Es ist ein Traum vom guten Menschen, der an das glaubt,
was er tut, und der tut, was er tut, weil er daran glaubt. Der deshalb enttäuschbar
ist und verführbar. Enttäuschbar durch das schiere Böse bloßer
Macht. Verführbar durch das schiere Gute des Glaubens an eine bessere Welt.

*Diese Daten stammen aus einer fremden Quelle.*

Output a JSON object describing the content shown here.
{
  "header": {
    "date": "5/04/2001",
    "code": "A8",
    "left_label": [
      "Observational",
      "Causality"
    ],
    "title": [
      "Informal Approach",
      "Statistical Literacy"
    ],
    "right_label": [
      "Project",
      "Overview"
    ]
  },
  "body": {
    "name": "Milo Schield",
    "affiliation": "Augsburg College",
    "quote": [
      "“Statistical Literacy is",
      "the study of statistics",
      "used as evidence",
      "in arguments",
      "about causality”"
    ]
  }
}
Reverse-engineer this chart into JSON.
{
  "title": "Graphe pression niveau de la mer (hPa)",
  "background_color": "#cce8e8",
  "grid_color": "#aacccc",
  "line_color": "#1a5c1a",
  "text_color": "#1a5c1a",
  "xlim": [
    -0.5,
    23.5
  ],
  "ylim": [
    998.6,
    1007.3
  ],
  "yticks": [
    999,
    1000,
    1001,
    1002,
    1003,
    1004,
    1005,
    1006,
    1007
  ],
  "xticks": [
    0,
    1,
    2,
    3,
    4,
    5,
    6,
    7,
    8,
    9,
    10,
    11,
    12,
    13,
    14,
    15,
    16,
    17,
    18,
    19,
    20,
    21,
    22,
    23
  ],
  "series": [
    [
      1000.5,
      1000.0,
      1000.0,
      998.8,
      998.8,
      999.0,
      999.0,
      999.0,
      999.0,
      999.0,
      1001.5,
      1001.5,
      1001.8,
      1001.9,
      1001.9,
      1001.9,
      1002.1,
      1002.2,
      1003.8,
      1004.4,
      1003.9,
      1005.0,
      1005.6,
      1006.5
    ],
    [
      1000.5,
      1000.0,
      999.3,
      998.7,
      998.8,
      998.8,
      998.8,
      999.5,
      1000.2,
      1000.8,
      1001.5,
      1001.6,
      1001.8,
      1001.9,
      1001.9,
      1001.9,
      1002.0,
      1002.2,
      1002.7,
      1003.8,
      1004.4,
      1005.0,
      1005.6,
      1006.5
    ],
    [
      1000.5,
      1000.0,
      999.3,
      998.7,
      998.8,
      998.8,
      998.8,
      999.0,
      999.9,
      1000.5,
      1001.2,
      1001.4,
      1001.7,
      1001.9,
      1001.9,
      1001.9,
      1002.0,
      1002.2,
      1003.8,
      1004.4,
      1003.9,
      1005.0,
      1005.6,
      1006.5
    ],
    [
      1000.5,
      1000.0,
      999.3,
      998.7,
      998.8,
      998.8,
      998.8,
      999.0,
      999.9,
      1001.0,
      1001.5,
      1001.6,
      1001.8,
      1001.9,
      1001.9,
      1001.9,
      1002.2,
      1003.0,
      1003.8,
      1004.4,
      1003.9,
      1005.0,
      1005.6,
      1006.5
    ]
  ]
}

Der Film träumt sich also eine Nische des Guten im bösen System, eine
Nische, in der auch ein Folterer beginnen kann, Brecht zu lesen (den poetischen
Brecht, nicht den stalinistischen Brecht der Lehrstücke), in der auch ein
idealistischer Autor die Balance halten kann zwischen Dissidenz und Macht, weil
er im Inneren nicht korrupt ist. Der Bereich des Heilen, wörtlich und metaphorisch,
ist der Bereich der Kunst. Böse Menschen singen keine schönen Lieder
und dem Stasi-Beobachter zwingt die Sonate vom guten Menschen eine Träne
ins Auge.
Mancher hat dergleichen geträumt, gerade in
der DDR, in der eine Idee vom besseren Staat besserer Menschen ja nicht von
vorneherein diskreditiert war. Es gab, wie sich bald zeigen sollte, sogar IMs,
die sich für Dissidenten hielten und ihren Führungsoffizier für
einen Bruder im Geiste. Das aber beweist nur, dass der Traum der Guten vom Guten
im Bösen aufs Ganze gesehen eine Illusion war, nichts anderes. Und doch
träumt "Das Leben der Anderen" den Traum der DDR, noch einmal,
noch einmal von vorne, in einer Situation, in der alles längst so offenkundig
gescheitert ist. Aber geträumt werden muss, noch siebzehn Jahre später.
Worauf das, alles in allem, hinausläuft, ist dann doch, es muss gesagt
sein: gesamtdeutscher Kitsch.
Es liegt das auch an der abschüssigen Bahn,
auf die der Film gerät, nicht sofort, sondern irgendwann. Denn zunächst
nimmt er Strukturen in den Blick. Ganz wörtlich: Strukturen des Blicks.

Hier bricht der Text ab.